Santorum's rocky ascendency to the national stage
Five days before Michigan's Republican presidential primary, a new American Research Group poll shows former Massachusetts Gov. Mitt Romney has lost his small lead in his birth state to rival Rick Santorum.
Santorum now leads Romney by four points - 38 percent to 34.
Rick Santorum has won three of the past four primaries and caucuses. And he's currently the frontrunner in national polls of Republican voters.
CBS congressional correspondent Nancy Cordes reports on Santorum's rise on the national political stage and how it all began.
In his first debate as the national frontrunner, Rick Santorum and his fiscally conservative credentials came under heavy scrutiny.
"While I was fighting to save the Olympics, you were fighting to save the 'bridge to nowhere,'" Romney said at Wednesday's nationally televised Republican debate in Arizona.
The former senator was attacked for everything from his history of requesting earmarks to his vote in favor of President Bush's "no child left behind" education law.

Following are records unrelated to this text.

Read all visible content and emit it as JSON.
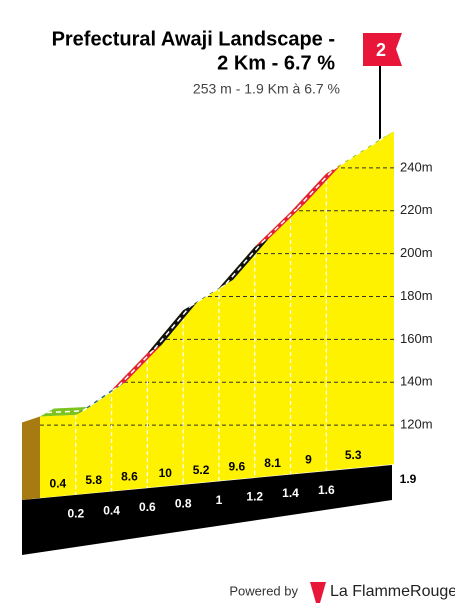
{
  "chart_data": {
    "type": "profile",
    "title": [
      "Prefectural Awaji Landscape -",
      "2 Km - 6.7 %"
    ],
    "subtitle": "253 m - 1.9 Km à 6.7 %",
    "flag": "2",
    "distances": [
      0.2,
      0.4,
      0.6,
      0.8,
      1.0,
      1.2,
      1.4,
      1.6,
      1.9
    ],
    "gradients": [
      0.4,
      5.8,
      8.6,
      10.0,
      5.2,
      9.6,
      8.1,
      9.0,
      5.3
    ],
    "colors": [
      "#7dc31f",
      "#2a6a96",
      "#e3203a",
      "#111111",
      "#2a6a96",
      "#111111",
      "#e3203a",
      "#e3203a",
      "#7dc31f"
    ],
    "start_elevation": 124,
    "ylim": [
      100,
      260
    ],
    "yticks": [
      {
        "value": 120,
        "label": "120m"
      },
      {
        "value": 140,
        "label": "140m"
      },
      {
        "value": 160,
        "label": "160m"
      },
      {
        "value": 180,
        "label": "180m"
      },
      {
        "value": 200,
        "label": "200m"
      },
      {
        "value": 220,
        "label": "220m"
      },
      {
        "value": 240,
        "label": "240m"
      }
    ],
    "footer": {
      "powered": "Powered by",
      "brand": "La FlammeRouge"
    }
  }
}
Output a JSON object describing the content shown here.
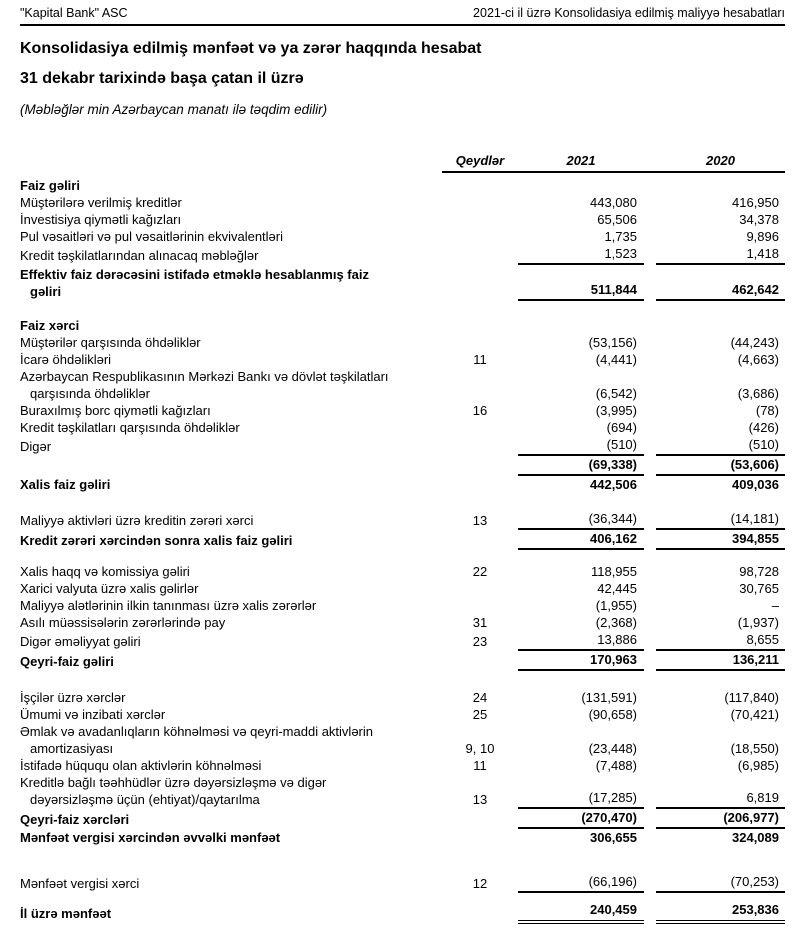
{
  "page_header": {
    "company": "\"Kapital Bank\" ASC",
    "report": "2021-ci il üzrə Konsolidasiya edilmiş maliyyə hesabatları"
  },
  "title": "Konsolidasiya edilmiş mənfəət və ya zərər haqqında hesabat",
  "subtitle": "31 dekabr tarixində başa çatan il üzrə",
  "currency_note": "(Məbləğlər min Azərbaycan manatı ilə təqdim edilir)",
  "colors": {
    "text": "#000000",
    "background": "#ffffff",
    "rule": "#000000"
  },
  "table": {
    "columns": {
      "notes": "Qeydlər",
      "y2021": "2021",
      "y2020": "2020"
    },
    "rows": [
      {
        "label": "Faiz gəliri",
        "bold": true,
        "pad_top": 5
      },
      {
        "label": "Müştərilərə verilmiş kreditlər",
        "v2021": "443,080",
        "v2020": "416,950"
      },
      {
        "label": "İnvestisiya qiymətli kağızları",
        "v2021": "65,506",
        "v2020": "34,378"
      },
      {
        "label": "Pul vəsaitləri və pul vəsaitlərinin ekvivalentləri",
        "v2021": "1,735",
        "v2020": "9,896"
      },
      {
        "label": "Kredit təşkilatlarından alınacaq məbləğlər",
        "v2021": "1,523",
        "v2020": "1,418",
        "underline": true
      },
      {
        "label": "Effektiv faiz dərəcəsini istifadə etməklə hesablanmış faiz",
        "label2": "gəliri",
        "bold": true,
        "v2021": "511,844",
        "v2020": "462,642",
        "underline": true,
        "pad_top": 2
      },
      {
        "label": "Faiz xərci",
        "bold": true,
        "space_before": 17
      },
      {
        "label": "Müştərilər qarşısında öhdəliklər",
        "v2021": "(53,156)",
        "v2020": "(44,243)"
      },
      {
        "label": "İcarə öhdəlikləri",
        "note": "11",
        "v2021": "(4,441)",
        "v2020": "(4,663)"
      },
      {
        "label": "Azərbaycan Respublikasının Mərkəzi Bankı və dövlət təşkilatları",
        "label2": "qarşısında öhdəliklər",
        "v2021": "(6,542)",
        "v2020": "(3,686)"
      },
      {
        "label": "Buraxılmış borc qiymətli kağızları",
        "note": "16",
        "v2021": "(3,995)",
        "v2020": "(78)"
      },
      {
        "label": "Kredit təşkilatları qarşısında öhdəliklər",
        "v2021": "(694)",
        "v2020": "(426)"
      },
      {
        "label": "Digər",
        "v2021": "(510)",
        "v2020": "(510)",
        "underline": true
      },
      {
        "label": "",
        "bold": true,
        "v2021": "(69,338)",
        "v2020": "(53,606)",
        "underline": true
      },
      {
        "label": "Xalis faiz gəliri",
        "bold": true,
        "v2021": "442,506",
        "v2020": "409,036"
      },
      {
        "label": "Maliyyə aktivləri üzrə kreditin zərəri xərci",
        "note": "13",
        "v2021": "(36,344)",
        "v2020": "(14,181)",
        "underline": true,
        "space_before": 17
      },
      {
        "label": "Kredit zərəri xərcindən sonra xalis faiz gəliri",
        "bold": true,
        "v2021": "406,162",
        "v2020": "394,855",
        "underline": true
      },
      {
        "label": "Xalis haqq və komissiya gəliri",
        "note": "22",
        "v2021": "118,955",
        "v2020": "98,728",
        "space_before": 14
      },
      {
        "label": "Xarici valyuta üzrə xalis gəlirlər",
        "v2021": "42,445",
        "v2020": "30,765"
      },
      {
        "label": "Maliyyə alətlərinin ilkin tanınması üzrə xalis zərərlər",
        "v2021": "(1,955)",
        "v2020": "–"
      },
      {
        "label": "Asılı müəssisələrin zərərlərində pay",
        "note": "31",
        "v2021": "(2,368)",
        "v2020": "(1,937)"
      },
      {
        "label": "Digər əməliyyat gəliri",
        "note": "23",
        "v2021": "13,886",
        "v2020": "8,655",
        "underline": true
      },
      {
        "label": "Qeyri-faiz gəliri",
        "bold": true,
        "v2021": "170,963",
        "v2020": "136,211",
        "underline": true
      },
      {
        "label": "İşçilər üzrə xərclər",
        "note": "24",
        "v2021": "(131,591)",
        "v2020": "(117,840)",
        "space_before": 19
      },
      {
        "label": "Ümumi və inzibati xərclər",
        "note": "25",
        "v2021": "(90,658)",
        "v2020": "(70,421)"
      },
      {
        "label": "Əmlak və avadanlıqların köhnəlməsi və qeyri-maddi aktivlərin",
        "label2": "amortizasiyası",
        "note": "9, 10",
        "v2021": "(23,448)",
        "v2020": "(18,550)"
      },
      {
        "label": "İstifadə hüququ olan aktivlərin köhnəlməsi",
        "note": "11",
        "v2021": "(7,488)",
        "v2020": "(6,985)"
      },
      {
        "label": "Kreditlə bağlı təəhhüdlər üzrə dəyərsizləşmə və digər",
        "label2": "dəyərsizləşmə üçün (ehtiyat)/qaytarılma",
        "note": "13",
        "v2021": "(17,285)",
        "v2020": "6,819",
        "underline": true
      },
      {
        "label": "Qeyri-faiz xərcləri",
        "bold": true,
        "v2021": "(270,470)",
        "v2020": "(206,977)",
        "underline": true
      },
      {
        "label": "Mənfəət vergisi xərcindən əvvəlki mənfəət",
        "bold": true,
        "v2021": "306,655",
        "v2020": "324,089"
      },
      {
        "label": "Mənfəət vergisi xərci",
        "note": "12",
        "v2021": "(66,196)",
        "v2020": "(70,253)",
        "underline": true,
        "space_before": 27
      },
      {
        "label": "İl üzrə mənfəət",
        "bold": true,
        "v2021": "240,459",
        "v2020": "253,836",
        "double": true,
        "space_before": 9
      }
    ]
  }
}
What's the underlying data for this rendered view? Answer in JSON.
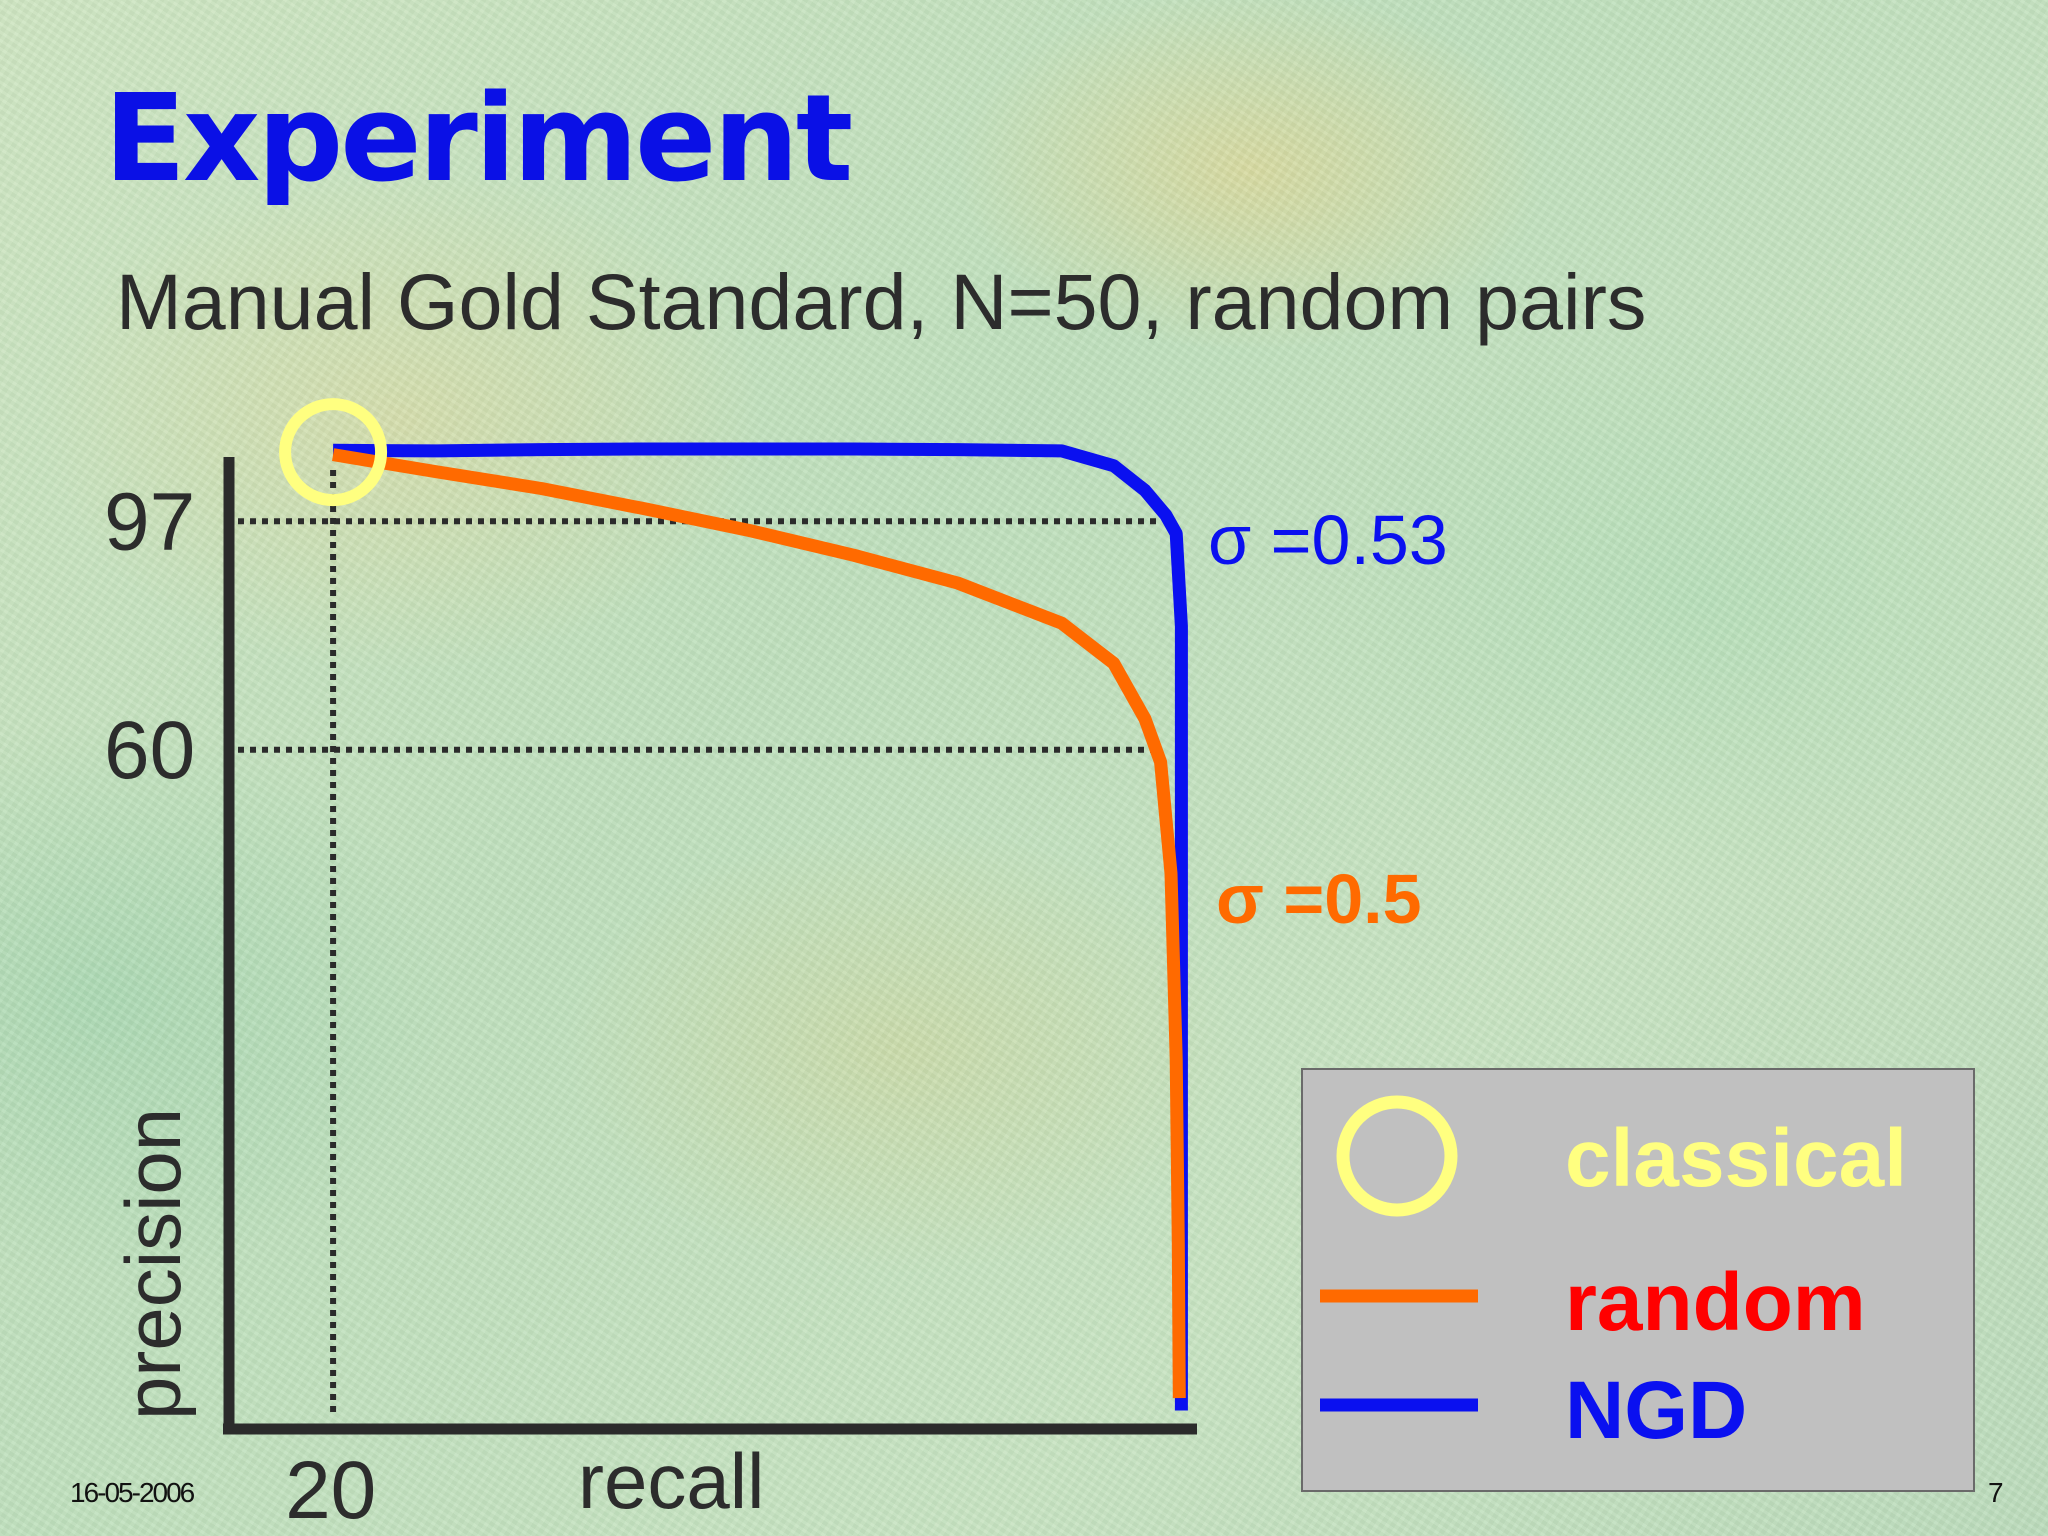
{
  "slide": {
    "title": "Experiment",
    "subtitle": "Manual Gold Standard, N=50, random pairs",
    "date": "16-05-2006",
    "page_number": "7"
  },
  "chart_data": {
    "type": "line",
    "xlabel": "recall",
    "ylabel": "precision",
    "x_tick_labels": [
      "20"
    ],
    "y_tick_labels": [
      "97",
      "60"
    ],
    "reference_lines": [
      {
        "axis": "x",
        "value": 20
      },
      {
        "axis": "y",
        "value": 97
      },
      {
        "axis": "y",
        "value": 60
      }
    ],
    "series": [
      {
        "name": "NGD",
        "color": "#0a10f0",
        "annotation": "σ =0.53",
        "x": [
          20,
          30,
          40,
          50,
          60,
          70,
          80,
          90,
          95,
          98,
          100,
          101,
          101.5,
          101.5,
          101.5,
          101.5
        ],
        "y": [
          108.5,
          108.4,
          108.6,
          108.7,
          108.7,
          108.7,
          108.6,
          108.4,
          106,
          102,
          98,
          95,
          80,
          60,
          20,
          -47
        ]
      },
      {
        "name": "random",
        "color": "#ff6a00",
        "annotation": "σ =0.5",
        "x": [
          20,
          30,
          40,
          50,
          60,
          70,
          80,
          90,
          95,
          98,
          99.5,
          100.5,
          101,
          101.2,
          101.3
        ],
        "y": [
          107.8,
          105,
          102.3,
          99,
          95.5,
          91.5,
          87,
          80.5,
          74,
          65,
          58,
          40,
          10,
          -20,
          -45
        ]
      },
      {
        "name": "classical",
        "color": "#ffff80",
        "marker": "circle",
        "x": [
          20
        ],
        "y": [
          108.2
        ]
      }
    ],
    "legend": {
      "position": "bottom-right",
      "entries": [
        {
          "label": "classical",
          "marker": "circle",
          "color": "#ffff80",
          "text_color": "#ffff80"
        },
        {
          "label": "random",
          "marker": "line",
          "color": "#ff6a00",
          "text_color": "#ff0000"
        },
        {
          "label": "NGD",
          "marker": "line",
          "color": "#0a10f0",
          "text_color": "#0a10f0"
        }
      ],
      "background": "#c0c0c0"
    },
    "xlim": [
      10,
      103
    ],
    "ylim": [
      -50,
      110
    ]
  }
}
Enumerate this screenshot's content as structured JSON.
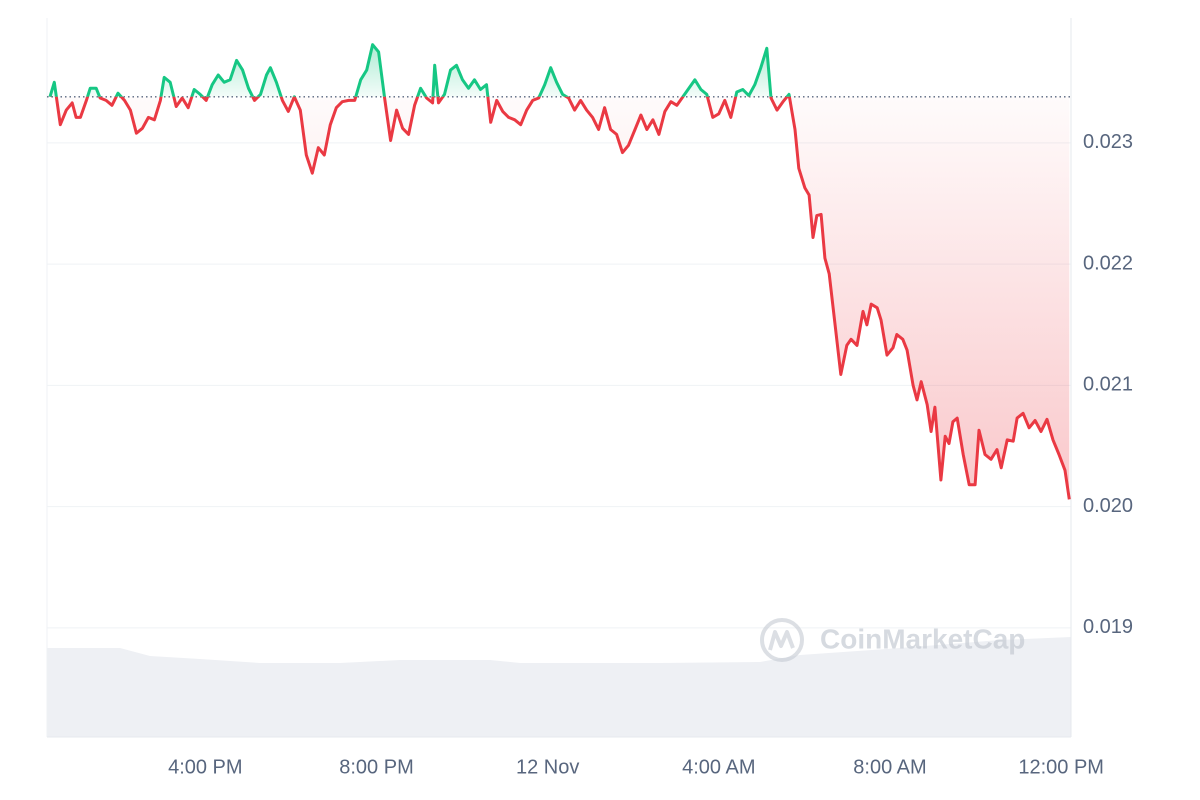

"He voted for it, but now he's running on the effort to get rid of it," challenged GOP rival Ron Paul.
Santorum's response was candid but did not bolster the tough, outsider image he has strived to project.
"I have to admit, I voted for that," said Santorum. "It was against the principles I believed in but you know, when you're part of the team, sometimes you take one for the team - for the leader. And I made a mistake."
Santorum came to Congress as a crusader. A 32-year-old lawyer from Pittsburgh, Pennsylvania who joined ranks with six other ambitious new House Republicans to root out corruption in Congress.
"Rick came in in 1990 and he was quote unquote one of the "Gang of Seven," said Republican Congressman Dan Burton of Indiana, one of Santorum's closet colleagues.
"We had an awful lot of members of Congress that were overdrawing their accounts, and it became a huge scandal. And so these seven made their reputations collectively by going after the bank scandal," Burton recalled.
That reputation helped propel Santorum into the Senate after just four years in the House and he quickly became an outspoken voice on social issues.
He pushed for intelligent design to be taught in schools alongside evolution and introduced a bill to ban late term abortions.
But his social positions put him out of step with his more moderate state, as he ran for re-election in 2006. And as a result he lost to Democrat Bob Casey by 18 points.
As of today, only three members of Congress have endorsed Santorum compared to 78 for Romney. It's a sign his former colleagues are still skeptical he can beat Romney, despite what the polls say.